I do have a meal plan from when I was in hospital, so I may go back on that. Its going to be difficult though because I will have to enforce it myself. I feel like I'm just being greedy because nobody else thinks I deserve to eat because I'm fat. I'm so scared and I feel so alone. All the best to all of you.
Helpful - 0
712314 tn?1303098090
Hello. Your not alone. When i was 9 i became a binge eatter. From the age of 13-18 i was bulimic, yet after all that time and loosing no weight, but just maintaing i went to a treatment program. i was following a meal plan and  i gained 5 lbs. i was devestated. When i left the program i still followed the plan, but after 3 months i relapsed back into bulimia, which has become since then a mixtrue of anorexica and bulimia. After loosing 40 lbs, i find myself going back into treatment in 4 days.

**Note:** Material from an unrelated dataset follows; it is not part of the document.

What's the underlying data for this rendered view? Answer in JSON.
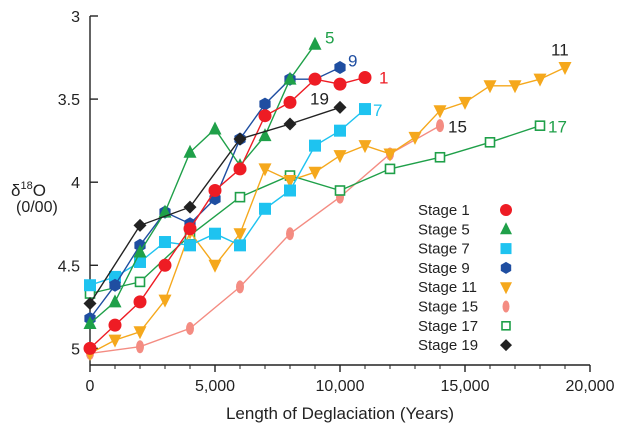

I think with a nutrionist, a meal plan, an excersise plan, and a theripist that specializes in eating disorders you can RECOVER. I understand that your afraid by eating again, and not vommiting that you'll gain weight, and try to understand if your underweight you will gain some weight to be healthy. A meal plan may also make you initally gain weigh but in the long term you will loose that weight if you stay commited to your meal plan, and moderated excersise. If i had only stayed commited to mine i wouldn't be going back to a treatment center this year.

Best of Luck
Helpful - 0
Avatar universal
I  am a mother of a boy who has RECOVERED from anorexia. He at his worst was 4 st 12 lbs and close to death . He is now 8st 2lbs and rising he was as bad as you could get ticking every anorexic behaviour and more.. We lived the nightmare and have survived. You CANNOT do it without professional help and support. My son has recovered because I gave up my job and gave him 24hr support, never blaming him it was not his fault and it is not your fault you have an illness you would no more blame people who have cancer as you would a anorexic person.. It is tiny determined steps challenging it every step of the way taking every triumph how ever small and making it a positive nearer to your goal. You can and you will overcome it with the right help you DO NOT have to live with this . Get someone close on board expose the anorexia for what it is what it is trying to do to you be HONEST that is a must , dont make excuses for the anorexia dont stick up for it. It is trying to hurt you and you must expose it. Go to your doctor and get yourself referred to a specialist physcotheripist. There is a lot of help out there you need to ask for it- good luck I will reply if you need any more help
Helpful - 0
Avatar universal
I will pray for you. I am your sister in a lot of ways. You are not alone in this. And no you are not the only one who has switched eating disorders. You can't keep going on your own, you need help and you need it now. First you must understand that this is not just about food. I think it started out as food being a source of comfort for you. But with the weight gain from binge eating I am certain you developed a poor body image. Then you found a way to control the weight gain by purging, etc. .The key word there is control. We eating disorder people do this as a sense of control in our sometimes out of comtrol lives. I'm no doctor , and i won't pretend I know all the answers but I do know your pain. You need professional help, it won't go away over night , it is one day at a time. It is equal to that of being an alcoholic. Except they can stay away from booze, we need food to live. It will take therapy and time before you will begin to have a healthy realationship with food. But whatever you do , don't give up, keep fighting!!!!  Trust me it's worth it.